My drawing had airplanes (to summon more travel into my life), books (to help me imagine future volumes to my name), and of course, and a house on the beach surrounded sand and palm groves (after all, who doesn’t want to live by sea?). And because we are who are friends are, my two girl friends, Maya and Apol, had similar aspirations on their drawings — adventures in foreign lands, stories and books (written by them) and other passion projects, and interesting times in love and life.
Five years and many drawings later, I am amazed at how the power of visualization can help us write our own personal narratives. Five years since that night, I am amazed to find that we are living the lives we had drawn with crooked lines, on flimsy brown paper. In October, Maya, who is now based in Singapore as an editor of a travel magazine, is also launching a novel to be published by Marshall Cavendish in Singapore. Maya is the author of Summit Book’s bestselling chick lit novel, The Breakup Diaries. I can’t spill the beans just yet, but this much I can say: Her new book, entitled Undercover Tai Tai, promises unrelenting fun in the world of espionage, glamour, and super deluxe spa sessions.
Apol, on the other hand, must have drawn her travel images pretty clearly five years ago — she has moved several time zones away, and into the postcard perfect region we’ve all come to know quite well via Peter Mayle’s books: Provence, in the South of France. She’s always been a no-holds-barred kind of girl, so when the time came to transplant herself into married life, in a new place with a whole new culture and an entirely different language, she became the very embodiment of nangangareer. In less than three years, she learned the language and acquired the lifestyle, set up a business of handmade products (drool over them at www.lapomme.etsy.com), and even wrote a book about it. Provenciana, which chronicles her adventures — both hilarious and moving — in the South of France, is set to hit bookstores in Metro Manila this month.
As for myself, every week I’ve found a way to try to do as my friends do and contribute to the greater narrative of the Pinay — for better or worse — in a space called Yellow Light in Supreme.

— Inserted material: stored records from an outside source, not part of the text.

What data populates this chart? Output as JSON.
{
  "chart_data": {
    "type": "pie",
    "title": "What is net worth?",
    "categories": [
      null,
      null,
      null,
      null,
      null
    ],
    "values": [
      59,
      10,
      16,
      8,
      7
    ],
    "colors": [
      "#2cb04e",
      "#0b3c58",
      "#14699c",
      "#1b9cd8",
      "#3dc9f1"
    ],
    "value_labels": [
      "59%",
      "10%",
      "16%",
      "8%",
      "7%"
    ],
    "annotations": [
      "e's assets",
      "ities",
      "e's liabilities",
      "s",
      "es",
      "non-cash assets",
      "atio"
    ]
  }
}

A year later, perhaps the column head needs a little bit of explaining. The goals I set for myself have always been flashing the green light (whenever I feel the weight of frustration bear down, I whisper to myself, no matter how worn and raspy-voiced from trying too hard, “Go lang nang go!”). A yellow light allows me to pause, think, consider alternatives, or just wax philosophical to buy myself more time.
It’s been a year of almost weekly pausing and thinking, considering the alternatives and waxing philosophical about life as a thirtysomething in the city, and whatever these thoughts may amount to, they’re all part of the a process of finding personal satisfaction. And perhaps part of a future book. As the great Nora Ephron says, “Everything is copy.”